(1) Tanrı tüm bu sözleri konuştu ve [şöyle] dedi:

(2) Ben seni Mısır Ülkesi’nden – köle evinden – çıkarmış olan Tanrın Aşem’im.

(3) Benim Önümde, senin için başkalarının tanrıları [muteber] olmasın.

(4) Kendine, [bu tanrıları temsil edecek şekilde] yukarıda, göklerdeki; veya aşağıda, yeryüzündeki; veya yer [seviyesi] altında, sudaki hiçbir şeyin oyma heykelini ya da resmini yapma.

(5) [Bu tanrılara] Eğilme ve onlara ibadet etme. Çünkü Ben – Tanrın Aşem – ödün vermeyen Tanrı’yım. Düşmanlarım söz konusu olduğunda, babaların günahlarını çocukları, üçüncü ve dördüncü [nesil torunları] için hatırda tutarım.

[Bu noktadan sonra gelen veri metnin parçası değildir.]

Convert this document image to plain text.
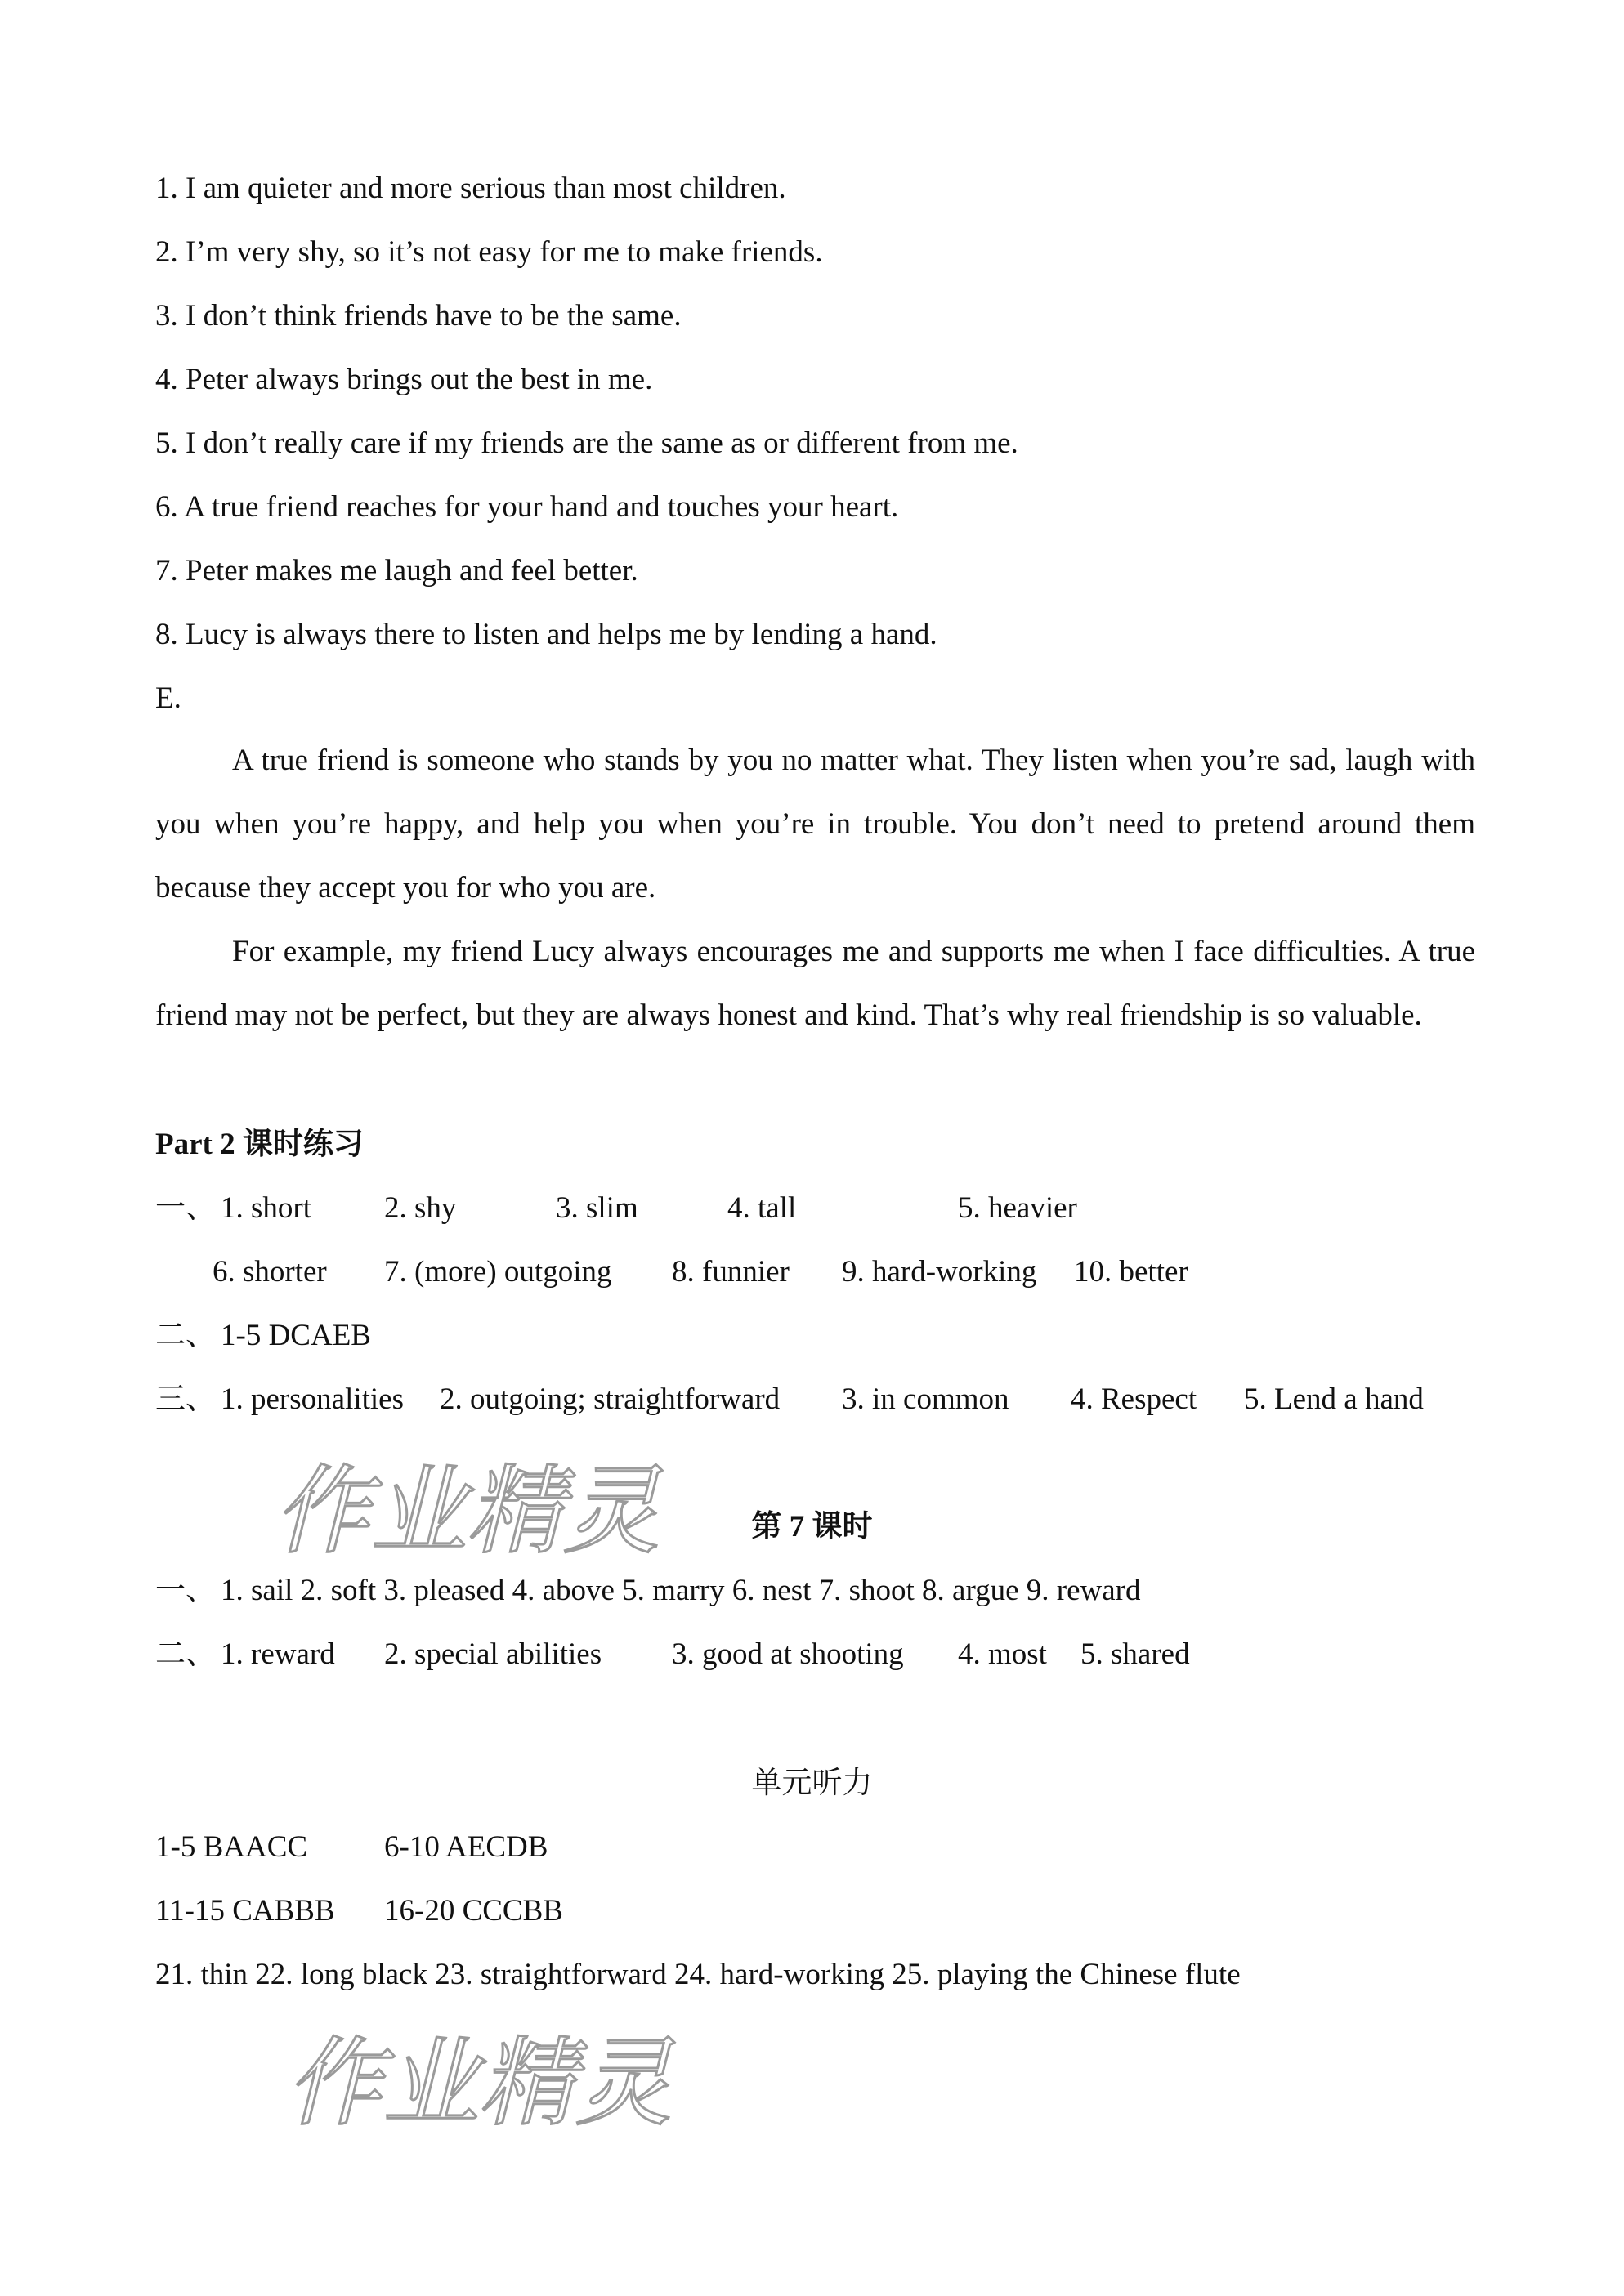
1. I am quieter and more serious than most children.
2. I’m very shy, so it’s not easy for me to make friends.
3. I don’t think friends have to be the same.
4. Peter always brings out the best in me.
5. I don’t really care if my friends are the same as or different from me.
6. A true friend reaches for your hand and touches your heart.
7. Peter makes me laugh and feel better.
8. Lucy is always there to listen and helps me by lending a hand.
E.
A true friend is someone who stands by you no matter what. They listen when you’re sad, laugh with you when you’re happy, and help you when you’re in trouble. You don’t need to pretend around them because they accept you for who you are.
For example, my friend Lucy always encourages me and supports me when I face difficulties. A true friend may not be perfect, but they are always honest and kind. That’s why real friendship is so valuable.
Part 2 课时练习
一、 1. short 2. shy	3. slim	4. tall	5. heavier
6. shorter 7. (more) outgoing 8. funnier 9. hard-working 10. better
二、 1-5 DCAEB
三、 1. personalities 2. outgoing; straightforward 3. in common 4. Respect 5. Lend a hand
作业精灵	第 7 课时
一、 1. sail 2. soft 3. pleased 4. above 5. marry 6. nest 7. shoot 8. argue 9. reward
二、 1. reward 2. special abilities 3. good at shooting 4. most 5. shared
单元听力
1-5 BAACC	6-10 AECDB
11-15 CABBB 16-20 CCCBB
21. thin 22. long black 23. straightforward 24. hard-working 25. playing the Chinese flute
作业精灵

(6) Diğer yandan, Sevenlerim ve Emirlerim’i gözetenler söz konusu ise, şefkatim’i binlerce [nesil] için gösteririm.

(7) Tanrın Aşem’in İsmi’ni boşa kullanma; çünkü Aşem, İsmi’ni boşa kullananı affetmeyecektir.

(8) Şabat gününü, onu kutsal ilan etmek üzere hatırla.

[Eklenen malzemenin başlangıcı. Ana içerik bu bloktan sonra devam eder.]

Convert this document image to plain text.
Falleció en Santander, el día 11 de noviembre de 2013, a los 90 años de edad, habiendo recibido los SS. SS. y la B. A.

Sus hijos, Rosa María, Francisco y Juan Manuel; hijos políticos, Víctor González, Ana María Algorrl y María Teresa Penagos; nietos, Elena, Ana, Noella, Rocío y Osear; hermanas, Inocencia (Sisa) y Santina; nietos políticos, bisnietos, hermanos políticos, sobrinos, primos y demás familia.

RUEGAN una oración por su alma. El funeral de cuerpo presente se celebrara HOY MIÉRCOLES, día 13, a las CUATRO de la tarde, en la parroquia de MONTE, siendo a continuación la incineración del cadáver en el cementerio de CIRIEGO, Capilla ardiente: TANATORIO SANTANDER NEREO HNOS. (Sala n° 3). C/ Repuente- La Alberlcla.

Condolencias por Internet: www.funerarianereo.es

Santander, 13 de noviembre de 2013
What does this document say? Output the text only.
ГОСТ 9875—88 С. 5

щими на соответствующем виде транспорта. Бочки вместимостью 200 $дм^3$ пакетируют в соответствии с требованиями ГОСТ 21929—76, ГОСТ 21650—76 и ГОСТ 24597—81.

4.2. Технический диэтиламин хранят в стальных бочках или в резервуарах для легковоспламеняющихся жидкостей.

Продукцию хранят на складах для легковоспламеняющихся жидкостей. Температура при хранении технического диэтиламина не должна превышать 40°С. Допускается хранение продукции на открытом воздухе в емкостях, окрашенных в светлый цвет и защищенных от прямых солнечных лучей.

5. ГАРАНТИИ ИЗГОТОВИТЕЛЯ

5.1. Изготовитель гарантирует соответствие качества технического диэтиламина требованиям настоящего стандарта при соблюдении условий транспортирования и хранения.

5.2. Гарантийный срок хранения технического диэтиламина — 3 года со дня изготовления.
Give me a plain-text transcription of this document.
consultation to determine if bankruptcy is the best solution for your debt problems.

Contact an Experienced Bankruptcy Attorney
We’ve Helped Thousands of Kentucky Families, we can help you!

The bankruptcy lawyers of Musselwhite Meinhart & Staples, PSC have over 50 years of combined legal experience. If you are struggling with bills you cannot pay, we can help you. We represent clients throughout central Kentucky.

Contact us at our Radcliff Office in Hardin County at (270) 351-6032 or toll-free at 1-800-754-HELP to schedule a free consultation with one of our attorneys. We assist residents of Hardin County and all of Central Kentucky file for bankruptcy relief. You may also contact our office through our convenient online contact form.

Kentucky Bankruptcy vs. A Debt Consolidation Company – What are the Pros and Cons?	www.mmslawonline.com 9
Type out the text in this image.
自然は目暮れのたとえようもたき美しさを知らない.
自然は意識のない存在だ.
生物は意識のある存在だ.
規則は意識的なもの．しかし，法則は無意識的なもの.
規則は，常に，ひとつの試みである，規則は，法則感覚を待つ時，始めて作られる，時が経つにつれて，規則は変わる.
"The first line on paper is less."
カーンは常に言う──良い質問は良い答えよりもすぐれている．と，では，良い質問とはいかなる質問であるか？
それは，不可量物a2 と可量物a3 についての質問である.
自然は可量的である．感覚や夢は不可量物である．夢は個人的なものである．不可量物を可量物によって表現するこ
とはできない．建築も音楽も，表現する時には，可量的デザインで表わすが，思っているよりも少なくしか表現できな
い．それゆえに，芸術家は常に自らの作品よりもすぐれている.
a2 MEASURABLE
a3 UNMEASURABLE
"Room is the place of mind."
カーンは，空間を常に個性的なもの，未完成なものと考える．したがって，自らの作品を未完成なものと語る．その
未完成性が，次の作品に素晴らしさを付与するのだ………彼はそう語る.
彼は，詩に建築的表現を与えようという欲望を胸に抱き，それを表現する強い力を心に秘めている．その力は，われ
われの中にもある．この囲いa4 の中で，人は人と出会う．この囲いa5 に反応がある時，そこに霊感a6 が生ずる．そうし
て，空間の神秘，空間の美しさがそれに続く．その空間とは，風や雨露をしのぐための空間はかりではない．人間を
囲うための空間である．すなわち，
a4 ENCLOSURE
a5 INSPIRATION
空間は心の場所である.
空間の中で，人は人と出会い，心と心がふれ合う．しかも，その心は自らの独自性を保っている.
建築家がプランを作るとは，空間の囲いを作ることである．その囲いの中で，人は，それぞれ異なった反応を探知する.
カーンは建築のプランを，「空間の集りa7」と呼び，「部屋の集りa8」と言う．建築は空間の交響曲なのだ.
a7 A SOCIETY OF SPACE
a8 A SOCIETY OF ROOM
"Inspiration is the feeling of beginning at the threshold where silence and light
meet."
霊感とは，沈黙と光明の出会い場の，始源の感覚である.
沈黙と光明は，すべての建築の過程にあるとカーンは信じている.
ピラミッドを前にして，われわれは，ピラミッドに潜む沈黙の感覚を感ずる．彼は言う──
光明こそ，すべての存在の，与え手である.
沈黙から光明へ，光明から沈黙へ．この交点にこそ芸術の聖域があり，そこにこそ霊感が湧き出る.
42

(9) Altı gün boyunca çalış ve tüm işlerini yap;

(10) fakat Cumartesi günü şabat’tır; Tanrın Aşem’indir. Hiçbir melaha yapmamalısın – sen, oğlun ve kızın, kölen ve cariyen, hayvanın, şehirlerindeki Ger [– hiçbiriniz].

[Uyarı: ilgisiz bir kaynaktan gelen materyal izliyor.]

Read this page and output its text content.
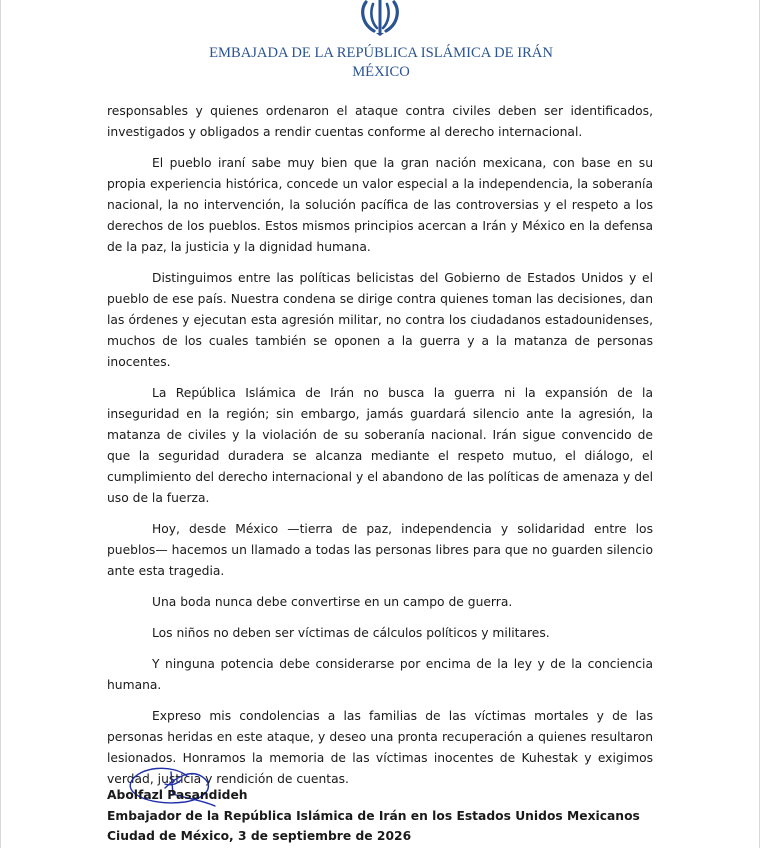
EMBAJADA DE LA REPÚBLICA ISLÁMICA DE IRÁN
MÉXICO

responsables y quienes ordenaron el ataque contra civiles deben ser identificados, investigados y obligados a rendir cuentas conforme al derecho internacional.

El pueblo iraní sabe muy bien que la gran nación mexicana, con base en su propia experiencia histórica, concede un valor especial a la independencia, la soberanía nacional, la no intervención, la solución pacífica de las controversias y el respeto a los derechos de los pueblos. Estos mismos principios acercan a Irán y México en la defensa de la paz, la justicia y la dignidad humana.

Distinguimos entre las políticas belicistas del Gobierno de Estados Unidos y el pueblo de ese país. Nuestra condena se dirige contra quienes toman las decisiones, dan las órdenes y ejecutan esta agresión militar, no contra los ciudadanos estadounidenses, muchos de los cuales también se oponen a la guerra y a la matanza de personas inocentes.

La República Islámica de Irán no busca la guerra ni la expansión de la inseguridad en la región; sin embargo, jamás guardará silencio ante la agresión, la matanza de civiles y la violación de su soberanía nacional. Irán sigue convencido de que la seguridad duradera se alcanza mediante el respeto mutuo, el diálogo, el cumplimiento del derecho internacional y el abandono de las políticas de amenaza y del uso de la fuerza.

Hoy, desde México —tierra de paz, independencia y solidaridad entre los pueblos— hacemos un llamado a todas las personas libres para que no guarden silencio ante esta tragedia.

Una boda nunca debe convertirse en un campo de guerra.

Los niños no deben ser víctimas de cálculos políticos y militares.

Y ninguna potencia debe considerarse por encima de la ley y de la conciencia humana.

Expreso mis condolencias a las familias de las víctimas mortales y de las personas heridas en este ataque, y deseo una pronta recuperación a quienes resultaron lesionados. Honramos la memoria de las víctimas inocentes de Kuhestak y exigimos verdad, justicia y rendición de cuentas.

Abolfazl Pasandideh
Embajador de la República Islámica de Irán en los Estados Unidos Mexicanos
Ciudad de México, 3 de septiembre de 2026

(11) Çünkü Tanrı, altı gün boyunca gökleri, yeryüzünü, denizi ve [her birinin] içindekileri yapmış, yedinci günde ise dinlenmiştir. Tanrı bu yüzden şabat gününü mübarek kılmış ve onu kutsal ilan etmiştir.

(12) Babana ve annene saygı göster. Bu sayede Tanrın Aşem’in sana vermekte olduğu toprak üzerinde günlerin uzayacaktır.

(13) Cinayet işleme. Zina işleme. Çalma. Akranına karşı yalancı tanık olarak ifade verme.

(14) Akranının evini arzulama. Akranının karısını, kölesini ve cariyesini, boğasını ve eşeğini – ona ait hiçbir şeyi arzulama.

(15) Tüm halk, sesleri ve alevleri, şofar’ın sesini ve dağın duman salıverdiğini görüyordu. Halk [bunları] gördü; harekete geçip uzak bir mesafede durdular.

(16) Moşe’ye “Bizimle sen konuş ve dinleyeceğiz” dediler. “Ama [artık] bizimle Tanrı konuşmasın; yoksa öleceğiz”.

(17) “Korkmayın” dedi Moşe halka. “Zira Tanrı sizi yüceltmek için geldi. Böylece O’na yönelik çekinme duygusu [sürekli] yüzünüzde olacak ve hataya düşmeyeceksiniz”.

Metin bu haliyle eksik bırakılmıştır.